This article is a part of the Unlocking the Law Symposium symposium.
First, thanks to TOTM for organizing this symposium on a most timely and important topic. As computers and technology have revolutionized every aspect of human endeavor it is a particularly critical time to ask ourselves why 21st century law schools closely resemble the law schools of the late-19th century and why in court litigation would seem relatively familiar to Clarence Darrow. One significant answer is the regulation of the legal profession, and one possible solution is significant deregulation.
My particular interest in the topic is the role that the American judiciary has played in generating the remarkably lawyer-friendly regulations that govern the practice of law. (Self promotion alert!). Cambridge University Press recently published my book entitled The Lawyer-Judge Bias in the American Courts.
The book starts with the relatively unremarkable observation that virtually all American judges are former lawyers. The book goes on to argue that these lawyer-judges instinctively favor the legal profession in their decisions and that this bias has far-reaching and deleterious effects on American law. The book notes many reasons for this bias, some obvious and some subtle. Fundamentally, it occurs because – regardless of political affiliation, race, or gender – every American judge shares a single characteristic: a career as a lawyer. This shared background results in the lawyer-judge bias.
The regulation of lawyers is a prime example (in fact it’s chapters Five and Six in the book). American lawyers have a unique regulatory structure. Every other profession – from cosmetology to medicine – is regulated in the first instance by state or federal legislatures. State legislatures generally set up regulatory agencies for each licensed profession and the efficacy of these agencies are a subject of some debate. That said, at least every other American profession must push their policies and regulation through a legislature made up of members who generally practice another profession (ironically enough many state legislators are lawyers). As such, state legislatures generally serve as some check on other professions.
The legal profession, by contrast, is governed in all fifty states by state supreme courts. These Courts frequently delegate the actual nuts and bolts of governing lawyers to bar associations or other administrative bodies. Predictably, this regulatory structure favors the interests of the legal profession over those of the public.
Interestingly, it was not always thus. During most of the nineteenth century, lawyers were largely unregulated and what regulation existed came from legislatures not courts. There was almost no formal regulation of lawyer behavior and barriers to entry like a bar exam or the law school requirement were unheard of. Bar associations were weak or non-existent. Admittedly this period was pre-industrialization, but note that it is not unthinkable or impossible to have a deregulated market for lawyers; to the contrary, we’ve done it before.
In the late-nineteenth century bar associations began to reform. Priority number one was lobbying courts to step up the regulation of the profession. Over time state supreme courts have taken control of lawyer regulation and have created the complex web of regulations that now govern the legal profession.

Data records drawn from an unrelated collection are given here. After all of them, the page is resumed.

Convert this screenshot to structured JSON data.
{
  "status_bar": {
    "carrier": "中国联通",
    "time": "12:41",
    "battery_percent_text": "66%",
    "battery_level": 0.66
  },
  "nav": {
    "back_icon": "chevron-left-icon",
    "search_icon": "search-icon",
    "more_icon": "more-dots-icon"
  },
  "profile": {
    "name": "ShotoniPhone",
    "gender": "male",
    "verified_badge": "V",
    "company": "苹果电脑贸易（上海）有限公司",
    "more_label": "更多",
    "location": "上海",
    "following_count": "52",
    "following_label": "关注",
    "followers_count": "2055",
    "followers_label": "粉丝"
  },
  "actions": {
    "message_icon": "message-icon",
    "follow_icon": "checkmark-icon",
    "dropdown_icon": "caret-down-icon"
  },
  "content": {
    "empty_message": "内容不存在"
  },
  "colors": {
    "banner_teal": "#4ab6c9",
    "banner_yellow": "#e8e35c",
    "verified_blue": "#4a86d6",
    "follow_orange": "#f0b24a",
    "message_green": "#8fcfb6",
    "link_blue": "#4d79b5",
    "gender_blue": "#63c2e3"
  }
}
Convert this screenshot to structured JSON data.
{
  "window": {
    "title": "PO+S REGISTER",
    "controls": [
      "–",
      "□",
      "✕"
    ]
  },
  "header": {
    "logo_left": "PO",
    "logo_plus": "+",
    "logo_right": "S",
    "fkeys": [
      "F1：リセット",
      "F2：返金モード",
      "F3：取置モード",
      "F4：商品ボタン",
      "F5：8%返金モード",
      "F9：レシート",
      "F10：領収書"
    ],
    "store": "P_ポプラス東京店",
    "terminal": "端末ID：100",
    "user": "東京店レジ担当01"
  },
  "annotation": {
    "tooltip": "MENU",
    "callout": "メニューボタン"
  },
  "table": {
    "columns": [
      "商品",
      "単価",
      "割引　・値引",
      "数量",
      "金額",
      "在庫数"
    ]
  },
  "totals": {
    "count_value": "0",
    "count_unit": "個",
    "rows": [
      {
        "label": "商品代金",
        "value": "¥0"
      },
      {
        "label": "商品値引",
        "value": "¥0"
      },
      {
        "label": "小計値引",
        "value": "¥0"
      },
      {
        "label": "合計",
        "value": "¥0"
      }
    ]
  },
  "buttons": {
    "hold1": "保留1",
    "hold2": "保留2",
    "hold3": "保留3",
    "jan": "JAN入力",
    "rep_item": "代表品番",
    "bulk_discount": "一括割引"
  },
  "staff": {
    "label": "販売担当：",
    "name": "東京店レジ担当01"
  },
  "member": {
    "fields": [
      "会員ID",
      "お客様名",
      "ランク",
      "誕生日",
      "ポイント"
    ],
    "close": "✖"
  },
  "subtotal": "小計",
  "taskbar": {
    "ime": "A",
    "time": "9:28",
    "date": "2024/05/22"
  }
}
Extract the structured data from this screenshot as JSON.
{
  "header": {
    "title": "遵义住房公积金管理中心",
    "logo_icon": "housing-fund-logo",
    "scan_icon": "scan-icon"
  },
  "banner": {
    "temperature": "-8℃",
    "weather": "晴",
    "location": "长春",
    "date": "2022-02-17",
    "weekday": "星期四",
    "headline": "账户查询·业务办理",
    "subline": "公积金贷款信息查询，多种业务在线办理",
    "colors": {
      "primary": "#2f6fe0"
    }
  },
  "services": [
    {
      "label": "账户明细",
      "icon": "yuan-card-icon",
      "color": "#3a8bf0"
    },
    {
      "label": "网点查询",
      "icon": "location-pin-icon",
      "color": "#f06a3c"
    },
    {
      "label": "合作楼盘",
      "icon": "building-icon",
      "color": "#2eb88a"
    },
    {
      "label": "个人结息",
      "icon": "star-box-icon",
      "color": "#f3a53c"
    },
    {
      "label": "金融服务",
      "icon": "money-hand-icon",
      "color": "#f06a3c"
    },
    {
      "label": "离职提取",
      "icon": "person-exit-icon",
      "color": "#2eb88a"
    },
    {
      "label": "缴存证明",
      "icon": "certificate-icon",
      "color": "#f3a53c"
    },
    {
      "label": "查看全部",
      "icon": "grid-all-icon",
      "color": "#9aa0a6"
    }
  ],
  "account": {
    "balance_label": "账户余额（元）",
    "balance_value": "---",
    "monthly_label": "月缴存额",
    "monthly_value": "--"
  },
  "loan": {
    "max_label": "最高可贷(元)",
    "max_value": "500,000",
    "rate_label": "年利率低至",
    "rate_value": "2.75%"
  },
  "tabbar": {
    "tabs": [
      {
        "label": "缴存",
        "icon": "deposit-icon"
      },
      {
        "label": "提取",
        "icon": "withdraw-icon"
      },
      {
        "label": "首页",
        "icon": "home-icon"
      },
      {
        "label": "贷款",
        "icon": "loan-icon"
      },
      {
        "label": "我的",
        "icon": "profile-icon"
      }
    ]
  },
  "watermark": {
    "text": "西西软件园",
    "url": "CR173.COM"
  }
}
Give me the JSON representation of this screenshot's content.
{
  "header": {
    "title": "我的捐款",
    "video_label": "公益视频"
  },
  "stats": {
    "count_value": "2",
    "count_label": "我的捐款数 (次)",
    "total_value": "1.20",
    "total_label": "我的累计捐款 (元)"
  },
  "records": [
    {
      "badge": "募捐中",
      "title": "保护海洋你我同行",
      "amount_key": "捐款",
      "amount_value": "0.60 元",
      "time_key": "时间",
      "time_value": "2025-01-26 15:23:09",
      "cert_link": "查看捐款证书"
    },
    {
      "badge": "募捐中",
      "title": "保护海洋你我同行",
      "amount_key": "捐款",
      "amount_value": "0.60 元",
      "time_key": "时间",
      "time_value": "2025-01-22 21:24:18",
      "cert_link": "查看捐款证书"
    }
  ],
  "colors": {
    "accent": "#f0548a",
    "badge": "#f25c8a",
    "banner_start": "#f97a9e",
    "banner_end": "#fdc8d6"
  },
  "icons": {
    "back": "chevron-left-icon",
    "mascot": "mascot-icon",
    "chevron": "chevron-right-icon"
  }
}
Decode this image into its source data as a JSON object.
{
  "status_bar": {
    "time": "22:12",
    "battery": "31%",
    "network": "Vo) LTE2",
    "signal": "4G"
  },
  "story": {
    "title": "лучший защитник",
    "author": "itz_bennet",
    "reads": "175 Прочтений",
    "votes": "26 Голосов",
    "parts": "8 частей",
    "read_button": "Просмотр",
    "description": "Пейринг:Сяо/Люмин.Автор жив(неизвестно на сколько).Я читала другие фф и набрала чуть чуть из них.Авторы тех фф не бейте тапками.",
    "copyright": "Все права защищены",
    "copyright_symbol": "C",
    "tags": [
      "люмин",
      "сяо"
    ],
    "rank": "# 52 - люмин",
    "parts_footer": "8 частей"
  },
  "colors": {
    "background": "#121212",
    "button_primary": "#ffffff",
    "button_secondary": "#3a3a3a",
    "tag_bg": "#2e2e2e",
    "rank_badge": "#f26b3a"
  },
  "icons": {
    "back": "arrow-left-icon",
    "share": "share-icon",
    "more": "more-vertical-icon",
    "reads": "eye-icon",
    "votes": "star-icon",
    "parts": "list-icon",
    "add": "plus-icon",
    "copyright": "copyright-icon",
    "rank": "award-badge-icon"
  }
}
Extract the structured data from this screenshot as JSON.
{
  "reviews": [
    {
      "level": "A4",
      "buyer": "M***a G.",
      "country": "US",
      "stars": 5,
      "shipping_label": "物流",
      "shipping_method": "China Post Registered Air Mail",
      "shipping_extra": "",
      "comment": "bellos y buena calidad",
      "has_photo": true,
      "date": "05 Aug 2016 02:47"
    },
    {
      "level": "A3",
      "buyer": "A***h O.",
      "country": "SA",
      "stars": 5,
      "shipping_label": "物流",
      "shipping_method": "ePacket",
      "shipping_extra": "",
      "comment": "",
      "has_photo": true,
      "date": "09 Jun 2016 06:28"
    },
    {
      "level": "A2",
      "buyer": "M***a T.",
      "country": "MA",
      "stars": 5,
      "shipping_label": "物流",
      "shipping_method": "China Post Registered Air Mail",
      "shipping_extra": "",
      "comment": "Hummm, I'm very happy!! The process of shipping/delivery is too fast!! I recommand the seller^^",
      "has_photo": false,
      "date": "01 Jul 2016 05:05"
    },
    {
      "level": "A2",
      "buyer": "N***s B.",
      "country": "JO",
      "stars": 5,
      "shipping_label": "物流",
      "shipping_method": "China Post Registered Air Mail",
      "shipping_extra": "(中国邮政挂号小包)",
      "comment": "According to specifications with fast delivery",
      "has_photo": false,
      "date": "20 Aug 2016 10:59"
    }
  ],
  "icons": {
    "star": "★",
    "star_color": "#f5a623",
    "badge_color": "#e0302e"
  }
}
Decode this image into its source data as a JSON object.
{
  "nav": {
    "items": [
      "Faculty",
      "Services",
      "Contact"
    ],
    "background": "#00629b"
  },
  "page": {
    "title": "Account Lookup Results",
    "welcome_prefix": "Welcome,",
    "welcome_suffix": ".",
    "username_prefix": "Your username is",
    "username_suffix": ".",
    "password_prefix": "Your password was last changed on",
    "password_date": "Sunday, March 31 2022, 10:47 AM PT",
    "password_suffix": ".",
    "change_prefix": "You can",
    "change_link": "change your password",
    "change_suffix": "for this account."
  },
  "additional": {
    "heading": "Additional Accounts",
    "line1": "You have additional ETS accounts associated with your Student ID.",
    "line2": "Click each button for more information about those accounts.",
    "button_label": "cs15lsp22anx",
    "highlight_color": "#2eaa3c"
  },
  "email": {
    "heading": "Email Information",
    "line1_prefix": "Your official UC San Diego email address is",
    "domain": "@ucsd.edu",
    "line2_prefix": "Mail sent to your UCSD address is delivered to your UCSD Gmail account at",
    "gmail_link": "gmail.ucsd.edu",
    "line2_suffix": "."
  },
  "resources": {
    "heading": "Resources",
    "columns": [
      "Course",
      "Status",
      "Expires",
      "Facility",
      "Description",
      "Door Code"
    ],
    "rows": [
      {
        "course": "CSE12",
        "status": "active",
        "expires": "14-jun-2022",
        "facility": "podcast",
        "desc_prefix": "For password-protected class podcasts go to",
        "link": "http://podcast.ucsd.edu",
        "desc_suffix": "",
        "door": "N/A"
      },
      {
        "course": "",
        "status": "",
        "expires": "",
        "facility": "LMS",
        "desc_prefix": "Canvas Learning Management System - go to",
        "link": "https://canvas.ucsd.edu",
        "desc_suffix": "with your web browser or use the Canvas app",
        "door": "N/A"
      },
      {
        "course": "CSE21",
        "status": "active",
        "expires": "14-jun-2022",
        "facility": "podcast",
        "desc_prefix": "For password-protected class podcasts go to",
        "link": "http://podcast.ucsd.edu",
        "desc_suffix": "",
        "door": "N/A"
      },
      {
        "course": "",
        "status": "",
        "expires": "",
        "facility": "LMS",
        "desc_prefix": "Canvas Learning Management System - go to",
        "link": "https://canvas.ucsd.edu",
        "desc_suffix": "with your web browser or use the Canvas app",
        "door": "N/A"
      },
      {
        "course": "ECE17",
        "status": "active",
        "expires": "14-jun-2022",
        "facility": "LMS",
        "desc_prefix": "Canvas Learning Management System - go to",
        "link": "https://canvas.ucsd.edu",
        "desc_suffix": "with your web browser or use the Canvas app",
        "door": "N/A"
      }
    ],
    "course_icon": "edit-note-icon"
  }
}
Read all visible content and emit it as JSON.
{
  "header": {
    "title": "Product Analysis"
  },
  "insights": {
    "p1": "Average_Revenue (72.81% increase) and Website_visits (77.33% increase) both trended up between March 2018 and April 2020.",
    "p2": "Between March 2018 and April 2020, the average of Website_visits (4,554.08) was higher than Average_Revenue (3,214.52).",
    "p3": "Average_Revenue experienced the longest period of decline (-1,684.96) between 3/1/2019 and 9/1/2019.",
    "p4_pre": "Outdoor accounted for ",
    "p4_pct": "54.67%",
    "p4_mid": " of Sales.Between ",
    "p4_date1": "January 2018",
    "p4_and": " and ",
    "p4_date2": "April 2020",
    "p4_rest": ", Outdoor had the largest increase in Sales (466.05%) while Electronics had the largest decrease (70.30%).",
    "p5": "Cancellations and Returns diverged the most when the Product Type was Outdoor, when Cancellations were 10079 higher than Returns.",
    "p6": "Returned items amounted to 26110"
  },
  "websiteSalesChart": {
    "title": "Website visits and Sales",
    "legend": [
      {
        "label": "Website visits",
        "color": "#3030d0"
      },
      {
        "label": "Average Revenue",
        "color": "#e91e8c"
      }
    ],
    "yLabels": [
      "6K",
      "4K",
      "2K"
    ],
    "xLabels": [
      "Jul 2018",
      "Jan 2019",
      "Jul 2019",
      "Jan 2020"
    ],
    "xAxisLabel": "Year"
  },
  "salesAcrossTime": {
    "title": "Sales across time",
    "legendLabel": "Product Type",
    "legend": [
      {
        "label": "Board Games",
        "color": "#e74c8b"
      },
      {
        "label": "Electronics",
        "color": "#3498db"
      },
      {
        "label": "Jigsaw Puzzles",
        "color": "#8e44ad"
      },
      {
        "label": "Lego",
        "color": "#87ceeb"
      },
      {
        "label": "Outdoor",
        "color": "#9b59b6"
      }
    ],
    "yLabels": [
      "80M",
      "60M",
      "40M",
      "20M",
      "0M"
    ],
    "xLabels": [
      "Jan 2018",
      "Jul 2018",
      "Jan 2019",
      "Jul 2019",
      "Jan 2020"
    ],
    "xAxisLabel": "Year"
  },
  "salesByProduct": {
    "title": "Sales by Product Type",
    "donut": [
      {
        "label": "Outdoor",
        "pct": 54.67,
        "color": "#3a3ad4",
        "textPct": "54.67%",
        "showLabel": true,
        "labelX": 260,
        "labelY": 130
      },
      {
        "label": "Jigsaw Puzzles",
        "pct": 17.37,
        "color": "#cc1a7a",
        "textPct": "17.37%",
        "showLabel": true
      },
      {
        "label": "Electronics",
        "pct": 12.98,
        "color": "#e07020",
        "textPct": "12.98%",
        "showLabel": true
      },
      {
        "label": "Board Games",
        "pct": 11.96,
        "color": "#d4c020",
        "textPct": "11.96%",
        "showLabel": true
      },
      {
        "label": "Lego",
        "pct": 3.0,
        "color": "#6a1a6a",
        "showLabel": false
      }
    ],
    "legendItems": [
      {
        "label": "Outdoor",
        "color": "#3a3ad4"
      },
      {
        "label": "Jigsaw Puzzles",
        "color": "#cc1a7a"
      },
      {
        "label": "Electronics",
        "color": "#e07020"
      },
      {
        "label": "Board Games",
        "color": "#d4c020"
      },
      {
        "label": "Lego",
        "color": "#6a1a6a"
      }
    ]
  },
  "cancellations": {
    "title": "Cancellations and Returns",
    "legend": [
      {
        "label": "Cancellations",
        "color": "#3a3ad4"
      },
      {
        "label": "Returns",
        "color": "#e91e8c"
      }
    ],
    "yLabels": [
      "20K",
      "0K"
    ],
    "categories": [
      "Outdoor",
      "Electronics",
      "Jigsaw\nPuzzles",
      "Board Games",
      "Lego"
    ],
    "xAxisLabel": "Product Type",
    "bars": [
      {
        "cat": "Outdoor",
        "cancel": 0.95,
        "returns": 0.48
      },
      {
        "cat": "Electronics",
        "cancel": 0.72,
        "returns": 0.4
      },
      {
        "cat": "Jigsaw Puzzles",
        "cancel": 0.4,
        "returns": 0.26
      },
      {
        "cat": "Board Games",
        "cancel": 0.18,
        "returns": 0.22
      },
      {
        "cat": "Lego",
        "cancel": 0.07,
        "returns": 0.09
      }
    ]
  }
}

Priority one for the new bar associations was to encourage state supreme courts to take over lawyer regulation and then to raise barriers to entry. For example, from its inception the ABA pilloried what it considered to be the undesirable element in the bar and proposed a tightening of bar admission standards because low admissions standards had contributed to “extraordinary numbers” of the “ignorant” and “unprincipled” becoming lawyers. See 2 A.B.A. Rep. 212 (1878). In 1891, the ABA Committee on Legal Education produced a 60-page report on entry to the profession that proved incredibly prophetic. The report recommended virtually every major innovation to come: including state supreme court control over entry, written bar exams, a three year requirement for law schools, and specific law library and facility requirements. The report’s very first resolution was to “strongly recommend that the power of admitting members to the Bar, and the supervision of their professional conduct, be in each state lodged in the highest courts of the State.”
State supreme courts obliged by claiming an “inherent authority” to regulate the legal profession as an outgrowth of the constitutional separation of powers between the legislative and judicial branches. State supreme courts used this “inherent authority” to seize entry regulation from the legislature, conduct sua sponte investigations of the unauthorized practice of law, and even to make many bar associations unified or mandatory. In states with unified bars, a lawyer must be a member of and pay dues to the state bar association to practice law in that state. Obviously, a mandatory bar association has significant benefits for the legal profession in those states. In many of these states, the Supreme Courts ceded control over the profession to the unified bars, making lawyers in those states the most self-regulated professionals in the world. Further, like a closed union shop, the mandatory collection of dues and the associated political clout of having all lawyers be members of the bar association are significant advantages to the profession.
I raise this history and the close interplay between the interests of judges and lawyers to note how difficult any deregulation effort will prove. State supreme courts govern lawyer regulation in all fifty states. There have been federal incursions by the SEC and others, but judges control the nuts and bolts of both entry and conduct. Any large-scale changes to regulation will likely have to go through state supreme courts and if history is any guide those courts will naturally (and frequently unconsciously) care more about the needs and desires of bar associations and the legal profession than the public at large.